The 3d transition metal (Mn(II), Fe(II), Co(II), Ni(II), Cu(II) and Zn(II)) complexes, supported by anions of sterically demanding ß-diketones, 1,3-dimesitylpropane-1,3-dione (HLMes) and 1,3-bis(3,5-bis(trifluoromethyl)phenyl)-3-hydroxyprop-2-en-1-one (HLCF3), were synthesized and evaluated for their antitumor activity. To assess the biological effects of substituents on phenyl moieties, we also synthesized and investigated the analogous metal(II) complexes of the anion of the less bulky 1,3-diphenylpropane-1,3-dione (HLPh) ligand. The compounds [Cu(LCF3)2], [Cu(LMes)2] and ([Zn(LMes)2]) were characterized by X-ray crystallography. The [Cu(LCF3)2] crystallizes with an apical molecule of solvent (THF) and features a rare square pyramidal geometry at the Cu(II) center.

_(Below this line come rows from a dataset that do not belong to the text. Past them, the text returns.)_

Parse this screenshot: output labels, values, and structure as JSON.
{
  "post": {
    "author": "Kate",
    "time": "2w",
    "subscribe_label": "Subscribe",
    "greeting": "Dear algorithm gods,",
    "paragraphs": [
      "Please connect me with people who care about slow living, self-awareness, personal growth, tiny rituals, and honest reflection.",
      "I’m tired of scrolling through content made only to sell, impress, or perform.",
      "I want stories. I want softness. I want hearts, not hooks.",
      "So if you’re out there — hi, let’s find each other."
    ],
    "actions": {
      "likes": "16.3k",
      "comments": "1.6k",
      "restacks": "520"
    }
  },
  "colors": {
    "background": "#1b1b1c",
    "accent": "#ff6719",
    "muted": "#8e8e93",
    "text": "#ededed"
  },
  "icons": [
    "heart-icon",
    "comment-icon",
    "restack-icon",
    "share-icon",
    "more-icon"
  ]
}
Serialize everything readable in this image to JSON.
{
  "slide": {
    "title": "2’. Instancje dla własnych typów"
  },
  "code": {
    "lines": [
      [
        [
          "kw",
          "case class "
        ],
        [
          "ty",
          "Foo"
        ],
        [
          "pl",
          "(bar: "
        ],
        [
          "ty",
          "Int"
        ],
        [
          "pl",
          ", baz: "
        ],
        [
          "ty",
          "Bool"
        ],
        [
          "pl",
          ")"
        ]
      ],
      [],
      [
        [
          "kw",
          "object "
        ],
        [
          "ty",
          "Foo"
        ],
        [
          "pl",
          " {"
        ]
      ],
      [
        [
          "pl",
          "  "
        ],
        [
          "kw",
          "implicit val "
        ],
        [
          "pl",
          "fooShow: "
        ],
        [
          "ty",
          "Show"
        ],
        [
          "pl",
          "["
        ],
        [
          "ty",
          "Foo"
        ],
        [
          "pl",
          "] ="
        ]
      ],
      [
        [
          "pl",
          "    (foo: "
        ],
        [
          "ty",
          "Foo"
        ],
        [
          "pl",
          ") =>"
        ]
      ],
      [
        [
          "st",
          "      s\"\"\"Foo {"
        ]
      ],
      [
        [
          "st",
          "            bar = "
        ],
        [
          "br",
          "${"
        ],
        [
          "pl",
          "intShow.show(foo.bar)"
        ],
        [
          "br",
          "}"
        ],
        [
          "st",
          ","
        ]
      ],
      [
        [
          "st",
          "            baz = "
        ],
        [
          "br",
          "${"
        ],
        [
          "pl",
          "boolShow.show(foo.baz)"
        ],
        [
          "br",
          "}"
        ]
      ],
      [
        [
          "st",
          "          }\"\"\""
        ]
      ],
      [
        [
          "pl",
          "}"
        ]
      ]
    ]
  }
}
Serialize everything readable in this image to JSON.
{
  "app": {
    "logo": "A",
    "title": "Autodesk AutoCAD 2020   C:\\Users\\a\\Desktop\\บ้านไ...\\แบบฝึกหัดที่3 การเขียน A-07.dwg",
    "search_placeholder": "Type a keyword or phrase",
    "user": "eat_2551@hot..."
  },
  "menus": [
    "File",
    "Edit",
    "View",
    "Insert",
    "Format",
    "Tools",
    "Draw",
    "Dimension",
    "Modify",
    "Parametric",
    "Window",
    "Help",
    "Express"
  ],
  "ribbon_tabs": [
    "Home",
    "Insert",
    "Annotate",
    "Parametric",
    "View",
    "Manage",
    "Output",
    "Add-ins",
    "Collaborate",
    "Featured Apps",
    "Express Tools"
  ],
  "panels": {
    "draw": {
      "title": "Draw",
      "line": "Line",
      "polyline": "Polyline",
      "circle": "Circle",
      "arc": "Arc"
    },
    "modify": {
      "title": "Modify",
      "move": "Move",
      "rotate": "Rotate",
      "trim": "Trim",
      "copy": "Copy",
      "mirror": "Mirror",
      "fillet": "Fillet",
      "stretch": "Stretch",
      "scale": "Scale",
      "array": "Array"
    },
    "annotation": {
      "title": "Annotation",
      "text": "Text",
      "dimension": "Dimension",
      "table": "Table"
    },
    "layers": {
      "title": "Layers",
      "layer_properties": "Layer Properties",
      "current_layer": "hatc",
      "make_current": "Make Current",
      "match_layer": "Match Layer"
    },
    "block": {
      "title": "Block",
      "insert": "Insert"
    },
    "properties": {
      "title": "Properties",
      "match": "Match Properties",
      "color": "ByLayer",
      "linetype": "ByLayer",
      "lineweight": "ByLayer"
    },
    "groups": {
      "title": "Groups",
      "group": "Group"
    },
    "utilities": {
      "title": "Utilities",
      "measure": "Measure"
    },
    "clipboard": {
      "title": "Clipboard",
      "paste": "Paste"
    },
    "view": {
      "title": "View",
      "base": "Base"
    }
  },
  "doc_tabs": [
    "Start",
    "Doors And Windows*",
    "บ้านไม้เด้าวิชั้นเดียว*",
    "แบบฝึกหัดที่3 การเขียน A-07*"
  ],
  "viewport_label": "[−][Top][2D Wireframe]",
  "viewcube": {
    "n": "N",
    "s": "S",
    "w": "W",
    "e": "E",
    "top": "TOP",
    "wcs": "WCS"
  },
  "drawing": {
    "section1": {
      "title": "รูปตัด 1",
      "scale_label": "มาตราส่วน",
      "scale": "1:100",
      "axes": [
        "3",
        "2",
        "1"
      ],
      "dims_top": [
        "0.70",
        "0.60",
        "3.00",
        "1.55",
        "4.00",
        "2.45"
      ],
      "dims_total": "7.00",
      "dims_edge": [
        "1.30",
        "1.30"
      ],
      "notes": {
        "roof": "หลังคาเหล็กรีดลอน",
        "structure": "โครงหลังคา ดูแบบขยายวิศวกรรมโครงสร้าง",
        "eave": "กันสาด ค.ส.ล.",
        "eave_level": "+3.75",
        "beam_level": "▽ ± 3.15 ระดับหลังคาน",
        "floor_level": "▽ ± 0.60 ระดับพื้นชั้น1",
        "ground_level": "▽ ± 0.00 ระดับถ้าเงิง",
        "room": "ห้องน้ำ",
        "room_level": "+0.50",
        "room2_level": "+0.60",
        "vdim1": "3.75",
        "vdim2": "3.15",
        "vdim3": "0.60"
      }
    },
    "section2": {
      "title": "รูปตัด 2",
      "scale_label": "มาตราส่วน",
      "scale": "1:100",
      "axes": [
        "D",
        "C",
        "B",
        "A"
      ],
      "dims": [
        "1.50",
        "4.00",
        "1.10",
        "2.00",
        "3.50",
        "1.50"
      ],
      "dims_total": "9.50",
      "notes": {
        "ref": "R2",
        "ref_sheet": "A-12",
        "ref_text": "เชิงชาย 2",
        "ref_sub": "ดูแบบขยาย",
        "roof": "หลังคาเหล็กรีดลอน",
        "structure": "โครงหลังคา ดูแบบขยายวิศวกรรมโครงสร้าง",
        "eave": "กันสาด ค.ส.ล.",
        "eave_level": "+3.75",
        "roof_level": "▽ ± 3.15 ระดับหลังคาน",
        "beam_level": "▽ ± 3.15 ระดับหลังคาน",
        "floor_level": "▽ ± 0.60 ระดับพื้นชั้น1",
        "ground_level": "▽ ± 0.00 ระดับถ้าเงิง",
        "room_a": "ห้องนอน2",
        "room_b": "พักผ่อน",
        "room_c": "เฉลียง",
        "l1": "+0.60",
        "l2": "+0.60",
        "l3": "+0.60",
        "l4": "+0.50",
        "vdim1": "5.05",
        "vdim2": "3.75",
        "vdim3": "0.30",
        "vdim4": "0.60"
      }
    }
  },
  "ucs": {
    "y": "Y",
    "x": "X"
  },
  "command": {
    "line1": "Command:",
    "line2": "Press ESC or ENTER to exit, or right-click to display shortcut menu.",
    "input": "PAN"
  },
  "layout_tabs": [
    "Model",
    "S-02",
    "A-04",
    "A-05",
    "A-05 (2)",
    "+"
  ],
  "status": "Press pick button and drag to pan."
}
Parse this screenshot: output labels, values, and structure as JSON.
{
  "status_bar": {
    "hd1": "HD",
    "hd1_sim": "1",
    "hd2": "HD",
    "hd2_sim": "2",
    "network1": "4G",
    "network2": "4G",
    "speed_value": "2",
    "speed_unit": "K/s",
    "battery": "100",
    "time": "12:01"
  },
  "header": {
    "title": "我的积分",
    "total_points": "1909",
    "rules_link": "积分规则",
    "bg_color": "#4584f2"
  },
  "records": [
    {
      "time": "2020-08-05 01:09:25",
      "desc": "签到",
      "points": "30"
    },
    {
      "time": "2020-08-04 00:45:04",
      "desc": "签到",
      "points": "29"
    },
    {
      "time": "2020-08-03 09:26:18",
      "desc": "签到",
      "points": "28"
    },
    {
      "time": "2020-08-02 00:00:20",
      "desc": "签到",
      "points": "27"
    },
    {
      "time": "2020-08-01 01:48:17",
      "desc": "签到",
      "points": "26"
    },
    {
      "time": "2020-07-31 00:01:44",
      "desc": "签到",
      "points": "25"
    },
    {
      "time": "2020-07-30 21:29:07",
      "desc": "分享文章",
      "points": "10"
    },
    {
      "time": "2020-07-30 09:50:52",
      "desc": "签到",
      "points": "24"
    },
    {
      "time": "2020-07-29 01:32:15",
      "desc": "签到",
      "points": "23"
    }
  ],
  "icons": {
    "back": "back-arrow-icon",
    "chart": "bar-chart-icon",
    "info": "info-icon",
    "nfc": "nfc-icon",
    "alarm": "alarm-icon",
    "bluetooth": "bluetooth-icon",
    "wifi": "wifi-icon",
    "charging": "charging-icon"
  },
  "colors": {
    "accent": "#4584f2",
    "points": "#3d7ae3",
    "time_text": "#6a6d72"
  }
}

The copper(II) and zinc(II) complexes of diketonate ligands, derived from the deprotonated 1,3-dimesitylpropane-1,3-dione (HLMes), adopt a square planar or a tetrahedral geometry at the metal, respectively. We evaluated the antitumor properties of the newly synthesized (Mn(II), Fe(II), Co(II), Ni(II), Cu(II) and Zn(II)) complexes against a series of human tumor cell lines derived from different solid tumors. Except for iron derivatives, cellular studies revealed noteworthy antitumor properties, even towards cancer cells endowed with poor sensitivity to the reference drug cisplatin.

Synthesis and cytotoxicity studies of Cu(I) and Ag(I) complexes based on sterically hindered ß-diketonates with different degrees of fluorination.

Design, synthesis, and in vitro antitumor properties of Cu(I) and Ag(I) phosphane complexes supported by the anions of sterically hindered ß-diketone ligands, 1,3-dimesitylpropane-1,3-dione (HLMes) and 1,3-bis(3,5-bis(trifluoromethyl)phenyl)-3-hydroxyprop-2-en-1-one (HLCF3) featuring trifluoromethyl or methyl groups on the phenyl moieties have been reported. In order to compare the biological effects of substituents on the phenyl moieties, the analogous copper(I) and silver(I) complexes of the anion of the parent 1,3-diphenylpropane-1,3-dione (HLPh) ligand were also synthesized and included in the study. In the syntheses of the Cu(I) and Ag(I) complexes, the phosphane coligands triphenylphosphine (PPh3) and 1,3,5-triaza-7-phosphaadamantane (PTA) were used to stabilize silver and copper in the +1 oxidation state, preventing the metal ion reduction to Ag(0) or oxidation to Cu(II), respectively. X-ray crystal structures of HLCF3 and the metal adducts [Cu(LCF3)(PPh3)2] and [Ag(LPh)(PPh3)2] are also presented. The antitumor properties of both classes of metal complexes were evaluated against a series of human tumor cell lines derived from different solid tumors, by means of both 2D and 3D cell viability studies. They display noteworthy antitumor properties and are more potent than cisplatin in inhibiting cancer cell growth.